Não é fácil categorizar o pensamento religioso de Adolf Hitler, porque ele foi um mitómano que mudava de atitude consoante quem estivesse junto dele. Sabe-se que no dia 12 de Abril de 1945, Goebbels resgatou entusiasmado as cartas astrológicas do Führer e da República de Weimar, pois acreditou que continham a "profecia" da morte de Roosevelt, que falecera nesse dia, e a conseguinte vitória da Alemanha em Agosto desse ano (em Hitler: A Study in Tiranny de Alan Bullock. Penguin Books, 1962. Pág. 781), o que não deixa de ser bizarro, porque a 12 de Junho de 1941 mandara prender todos «os astrólogos, magnetopatas, antroposofistas e afins», sublinhando no seu diário, de maneira jocosa, que nenhum dos videntes foi capaz de prever a captura. Sem dúvida que Hess e Himmler foram os líderes nazis responsáveis pela imagem pública, explorada em diversos filmes e livros de entretenimento, de que os nazis foram obcecados pelo ocultismo, mas o próprio Hitler tinha ideias pouco claras sobre esses assuntos. Ao almoço, em 19 de Julho de 1942, ele disse que «Superstition, I think, is a factor one must take into consideration when assessing human conduct, even though one may rise superior to it oneself and laugh at it. It was for this reason, to give you a concrete example, that I once advised the Duce not to initiate a certain action on the thirteenth of the month. (...) The horoscope, in which the Anglo-Saxon in particular have great faith, is another swindle whose significance must not be under-estimated» (Phoenix Press, 2002. Págs. 582-583).

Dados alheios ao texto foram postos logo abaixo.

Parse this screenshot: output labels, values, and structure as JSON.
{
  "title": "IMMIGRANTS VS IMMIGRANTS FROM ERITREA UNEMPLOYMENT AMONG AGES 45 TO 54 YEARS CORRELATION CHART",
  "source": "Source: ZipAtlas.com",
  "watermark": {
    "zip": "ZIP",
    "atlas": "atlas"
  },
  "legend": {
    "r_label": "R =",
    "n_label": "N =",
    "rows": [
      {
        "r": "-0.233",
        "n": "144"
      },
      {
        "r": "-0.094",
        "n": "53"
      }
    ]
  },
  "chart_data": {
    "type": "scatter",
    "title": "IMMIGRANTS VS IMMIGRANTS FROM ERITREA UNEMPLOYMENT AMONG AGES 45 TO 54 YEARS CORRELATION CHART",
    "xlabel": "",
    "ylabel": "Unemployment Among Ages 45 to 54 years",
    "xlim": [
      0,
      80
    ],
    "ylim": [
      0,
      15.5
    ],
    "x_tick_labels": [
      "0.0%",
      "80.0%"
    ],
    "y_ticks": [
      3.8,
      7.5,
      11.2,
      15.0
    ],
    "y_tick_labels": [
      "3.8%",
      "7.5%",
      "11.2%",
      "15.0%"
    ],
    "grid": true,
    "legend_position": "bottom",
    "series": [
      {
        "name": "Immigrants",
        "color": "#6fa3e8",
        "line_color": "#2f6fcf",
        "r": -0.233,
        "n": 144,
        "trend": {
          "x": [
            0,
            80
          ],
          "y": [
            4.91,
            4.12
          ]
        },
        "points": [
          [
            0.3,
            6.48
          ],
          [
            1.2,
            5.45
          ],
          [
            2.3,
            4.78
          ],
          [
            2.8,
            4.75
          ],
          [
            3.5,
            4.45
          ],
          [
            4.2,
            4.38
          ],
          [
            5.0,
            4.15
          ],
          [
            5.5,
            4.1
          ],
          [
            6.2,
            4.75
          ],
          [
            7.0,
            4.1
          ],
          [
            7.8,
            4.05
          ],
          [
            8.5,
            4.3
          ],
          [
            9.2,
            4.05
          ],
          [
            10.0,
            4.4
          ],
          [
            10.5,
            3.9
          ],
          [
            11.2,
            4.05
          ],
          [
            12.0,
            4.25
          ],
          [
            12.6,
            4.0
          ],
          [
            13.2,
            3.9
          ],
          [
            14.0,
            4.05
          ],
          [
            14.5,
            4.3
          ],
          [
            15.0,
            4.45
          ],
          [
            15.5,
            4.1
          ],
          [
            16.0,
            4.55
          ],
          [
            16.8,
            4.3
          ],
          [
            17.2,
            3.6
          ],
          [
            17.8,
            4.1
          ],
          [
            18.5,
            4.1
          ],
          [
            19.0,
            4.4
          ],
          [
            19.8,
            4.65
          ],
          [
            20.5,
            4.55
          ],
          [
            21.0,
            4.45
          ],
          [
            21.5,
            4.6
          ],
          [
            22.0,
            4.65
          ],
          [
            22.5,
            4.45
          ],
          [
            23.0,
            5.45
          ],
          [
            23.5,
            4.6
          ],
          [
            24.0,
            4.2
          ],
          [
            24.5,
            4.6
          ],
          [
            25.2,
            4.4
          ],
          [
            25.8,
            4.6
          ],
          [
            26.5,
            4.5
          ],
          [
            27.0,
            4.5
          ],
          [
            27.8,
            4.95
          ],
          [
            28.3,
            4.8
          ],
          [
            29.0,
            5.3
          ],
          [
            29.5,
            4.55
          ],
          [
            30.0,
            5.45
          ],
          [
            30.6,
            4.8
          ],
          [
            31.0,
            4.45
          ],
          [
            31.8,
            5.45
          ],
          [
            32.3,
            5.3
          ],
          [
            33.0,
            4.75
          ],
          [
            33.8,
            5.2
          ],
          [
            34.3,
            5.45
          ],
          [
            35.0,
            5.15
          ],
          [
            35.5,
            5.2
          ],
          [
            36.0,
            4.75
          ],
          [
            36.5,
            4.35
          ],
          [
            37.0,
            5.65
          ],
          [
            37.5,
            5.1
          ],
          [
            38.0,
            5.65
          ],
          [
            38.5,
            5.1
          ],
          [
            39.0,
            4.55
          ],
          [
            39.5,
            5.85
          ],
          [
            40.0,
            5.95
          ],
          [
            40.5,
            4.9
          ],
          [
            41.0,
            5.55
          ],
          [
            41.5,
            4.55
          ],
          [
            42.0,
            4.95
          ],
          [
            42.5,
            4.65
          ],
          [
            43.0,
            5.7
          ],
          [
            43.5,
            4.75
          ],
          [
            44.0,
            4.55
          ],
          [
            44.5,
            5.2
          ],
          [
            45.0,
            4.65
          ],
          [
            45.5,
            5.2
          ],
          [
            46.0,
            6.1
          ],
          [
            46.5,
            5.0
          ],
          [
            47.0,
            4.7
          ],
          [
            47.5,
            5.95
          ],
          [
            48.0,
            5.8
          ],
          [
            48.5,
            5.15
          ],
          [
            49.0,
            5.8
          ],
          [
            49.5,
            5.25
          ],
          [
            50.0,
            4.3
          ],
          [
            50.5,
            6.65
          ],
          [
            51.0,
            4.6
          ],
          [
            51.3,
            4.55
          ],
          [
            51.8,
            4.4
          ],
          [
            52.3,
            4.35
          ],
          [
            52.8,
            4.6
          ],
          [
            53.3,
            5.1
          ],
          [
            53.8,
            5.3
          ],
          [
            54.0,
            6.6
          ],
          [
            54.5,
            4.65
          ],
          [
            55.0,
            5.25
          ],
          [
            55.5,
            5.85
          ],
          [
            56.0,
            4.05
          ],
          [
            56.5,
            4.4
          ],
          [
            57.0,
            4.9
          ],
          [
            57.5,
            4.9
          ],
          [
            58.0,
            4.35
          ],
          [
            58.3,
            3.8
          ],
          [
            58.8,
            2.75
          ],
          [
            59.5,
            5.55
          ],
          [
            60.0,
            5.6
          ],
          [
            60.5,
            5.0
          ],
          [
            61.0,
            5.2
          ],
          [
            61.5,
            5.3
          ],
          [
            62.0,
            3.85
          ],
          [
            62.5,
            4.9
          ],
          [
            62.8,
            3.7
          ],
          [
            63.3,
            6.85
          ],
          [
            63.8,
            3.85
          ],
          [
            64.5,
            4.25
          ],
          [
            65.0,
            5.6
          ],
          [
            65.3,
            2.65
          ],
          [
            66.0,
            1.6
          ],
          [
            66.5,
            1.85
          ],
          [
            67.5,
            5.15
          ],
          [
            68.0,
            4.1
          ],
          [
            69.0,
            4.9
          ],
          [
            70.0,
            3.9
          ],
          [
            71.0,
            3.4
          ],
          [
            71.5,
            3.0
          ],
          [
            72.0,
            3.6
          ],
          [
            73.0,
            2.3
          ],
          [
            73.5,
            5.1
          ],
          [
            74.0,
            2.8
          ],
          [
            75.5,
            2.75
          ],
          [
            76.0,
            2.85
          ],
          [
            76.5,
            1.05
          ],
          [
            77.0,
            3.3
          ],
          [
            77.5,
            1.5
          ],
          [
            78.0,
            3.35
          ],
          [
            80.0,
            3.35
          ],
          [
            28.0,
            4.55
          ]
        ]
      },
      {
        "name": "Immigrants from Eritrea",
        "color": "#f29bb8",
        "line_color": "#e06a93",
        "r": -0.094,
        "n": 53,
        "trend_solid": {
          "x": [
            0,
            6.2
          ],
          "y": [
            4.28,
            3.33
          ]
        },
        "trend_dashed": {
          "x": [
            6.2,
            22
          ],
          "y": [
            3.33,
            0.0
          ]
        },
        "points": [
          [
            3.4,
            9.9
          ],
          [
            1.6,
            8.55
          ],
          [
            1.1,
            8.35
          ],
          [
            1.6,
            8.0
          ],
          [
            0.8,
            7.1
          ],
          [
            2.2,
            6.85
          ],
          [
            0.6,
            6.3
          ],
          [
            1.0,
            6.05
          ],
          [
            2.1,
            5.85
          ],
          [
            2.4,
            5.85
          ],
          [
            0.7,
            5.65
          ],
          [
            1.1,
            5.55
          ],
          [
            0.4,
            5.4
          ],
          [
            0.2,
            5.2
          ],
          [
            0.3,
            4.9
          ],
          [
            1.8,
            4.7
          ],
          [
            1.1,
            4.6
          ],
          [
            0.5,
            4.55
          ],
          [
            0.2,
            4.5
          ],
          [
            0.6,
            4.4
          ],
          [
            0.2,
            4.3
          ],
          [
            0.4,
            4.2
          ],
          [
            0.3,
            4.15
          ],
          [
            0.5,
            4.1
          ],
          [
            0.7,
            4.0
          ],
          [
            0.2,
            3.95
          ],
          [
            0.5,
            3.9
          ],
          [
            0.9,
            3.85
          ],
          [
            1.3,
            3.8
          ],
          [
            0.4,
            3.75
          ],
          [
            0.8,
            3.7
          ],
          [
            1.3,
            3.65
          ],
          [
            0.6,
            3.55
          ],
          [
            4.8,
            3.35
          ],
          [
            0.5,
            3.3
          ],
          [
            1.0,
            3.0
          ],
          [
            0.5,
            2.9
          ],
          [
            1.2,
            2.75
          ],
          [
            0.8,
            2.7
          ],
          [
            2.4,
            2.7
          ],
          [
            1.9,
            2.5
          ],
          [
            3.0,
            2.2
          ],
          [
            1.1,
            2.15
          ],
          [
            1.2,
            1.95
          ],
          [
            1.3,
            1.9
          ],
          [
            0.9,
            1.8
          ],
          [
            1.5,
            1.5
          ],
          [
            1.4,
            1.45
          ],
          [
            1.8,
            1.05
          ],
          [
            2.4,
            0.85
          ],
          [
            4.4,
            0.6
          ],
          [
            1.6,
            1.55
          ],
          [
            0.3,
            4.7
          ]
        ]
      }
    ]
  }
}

O sentimento religioso de Hitler também se encontra expresso nesta passagem de Mein Kampf, citada por Bullock: «The war of 1914 was certainly not forced on the masses; it was even desired by the whole people. For me these hours came as a deliverance from the distress that had weighed upon me during the days of my youth. I am not ashamed to acknowledge today that I was carried away by the enthusiasm of the moment and that I sank down upon my knees and thanked Heaven out of the fulness of my heart for the favour of having been permited to live in such a time» (Penguin Books, 1962. Pág. 50). A concordata entre a Alemanha nazi e o Vaticano foi assinada a 20 de Julho de 1933. Sete séculos antes, a 19 de Abril de 1215, o Quarto Concílio de Latrão decidiu que os judeus deveriam envergar uma marca amarela distintiva: uma estrela judaica, de seis pontas. Como disse o historiador Raul Hilberg no documentário Shoah de Claude Lanzman (1985), «Many such measures had been worked out over the course of more than a thousand years by authorities of the Church and by secular goverments that followed in that footsteps. From the earliest days... Because from the 4th century, 5th century, 6th century... the missionaries of christianity had said, in effect, to the Jews, "You may not live among us as Jews". The secular rulers who followed them, from the late Middle Ages, had then decided "You may not live among us". The nazis finally decreed "You may not live"».